Among the themes explored in the exhibition are:

  • How women, largely banned from formal academic training and exhibiting venues, relied on personal
  • connections and informal networks of patronage, support, and training;
  • The ways in which women adapted as the system of patronage evaporated during the revolution and they were forced to work in an increasingly competitive and public marketplace;
  • The power structure that made the mere act of women being artists scandalous, often subjecting them to accusations of sexual immorality and professional impropriety.

The exhibition will be accompanied by a 135 page fully-illustrated catalogue published by Scala Publishers, London, with essays by noted scholars in the field.

“The exhibition and catalogue for Royalists to Romantics will help to banish the obscurity that has veiled the legacy of many 18th-century French women artists,” said Dr. Pomeroy. “These stunning works both illuminate their makers’ careers and offer a new narrative about the art world of the Revolutionary period.”

Royalists to Romantics: Women Artists from the Louvre, Versailles, and Other French National Collections has been organized by the National Museum of Women in the Arts, Washington, D.C., with logistical support from sVo Art, Versailles. Royalists to Romantics will be on view at Nationalmuseum, Sweden in Stockholm from September 27, 2012 – January 20, 2013.

To complement Royalists to Romantics, haute couture designer Celia Reyer will be in residence at the National Museum of Women in the Arts, crafting an 18th century riding habit inspired by portraiture in the exhibition. This program will give audiences an understanding of not only what was worn during the reign of Marie Antoinette, but also how clothing of the era was made. Visitors will have the opportunity to observe Ms. Reyer in the museum’s galleries working on the piece using historic materials and methods from 12–5 p.m. on February 23, 25; March 4, 11, 18, 25, and April 1 and 8.

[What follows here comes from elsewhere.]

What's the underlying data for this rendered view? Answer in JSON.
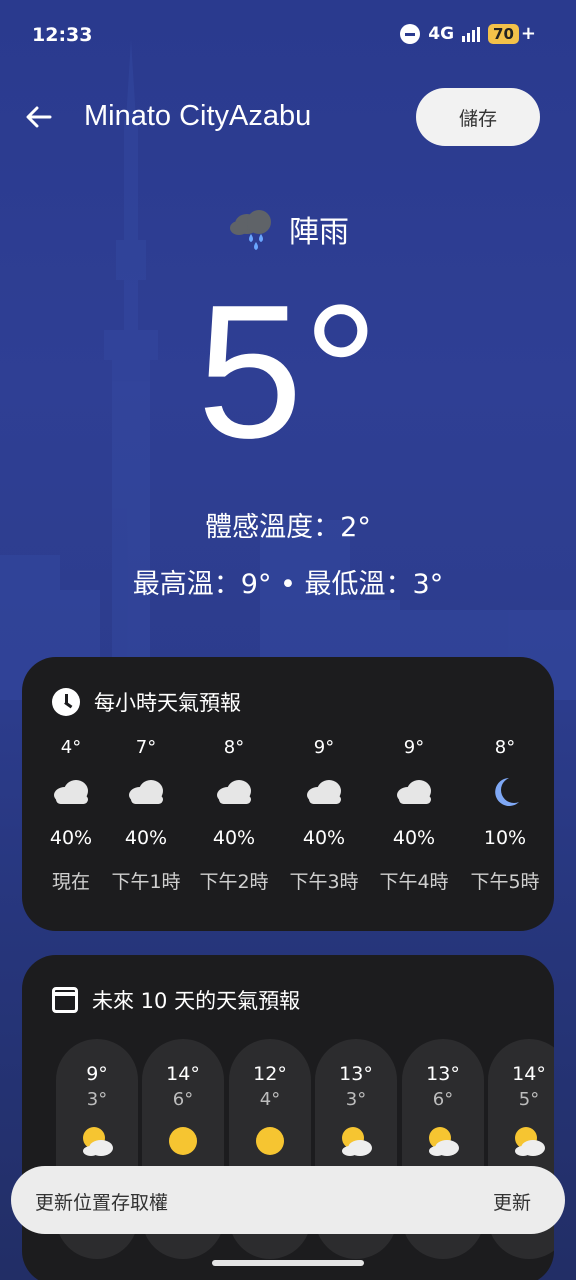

The exhibition is made possible by the Annenberg Foundation, the Florence Gould Foundation, Hermès, Teresa L. and Joe R. Long, and Jacqueline Badger Mars, with additional funding provided by the National Endowment for the Arts, an Anonymous Donor, the Robert Lehman Foundation, and the Samuel H. Kress Foundation. Further support is provided by Air France and Sofitel Washington DC Lafayette Square.

National Museum of Women in the Arts (NMWA) is the only museum solely dedicated to celebrating the achievements of women in the visual, performing and literary arts. Founded as a private, not-for-profit organization by Wilhelmina Cole Holladay in 1981 and opened in 1987, the museum honors women artists of the past, promotes the accomplishments of women artists of the present, and helps assure the place of women artists in the future. The collection features more than 4,000 works dating from the 16th-century to the present created by more than 1,000 artists, including Lavinia Fontana, Alma Thomas, Louise Nevelson, Lilla Cabot Perry and Frida Kahlo, along with special collections of 18th century botanical prints, works by British and Irish women silversmiths from the 17th–19th centuries, and more than 1,000 artists’ books. NMWA is located at 1250 New York Avenue, NW, Washington, DC in a landmark building just blocks from the White House. For information, call 202-783-5000 or visit nmwa.org.

NMWA is open Mondays through Saturdays from 10 a.m. to 5 p.m., and Sundays from noon to 5 p.m. Admission is $10 for adults and $8 for students and seniors. Youth 18 and under are free. Community Days with complimentary admission are held the first Sunday of every month.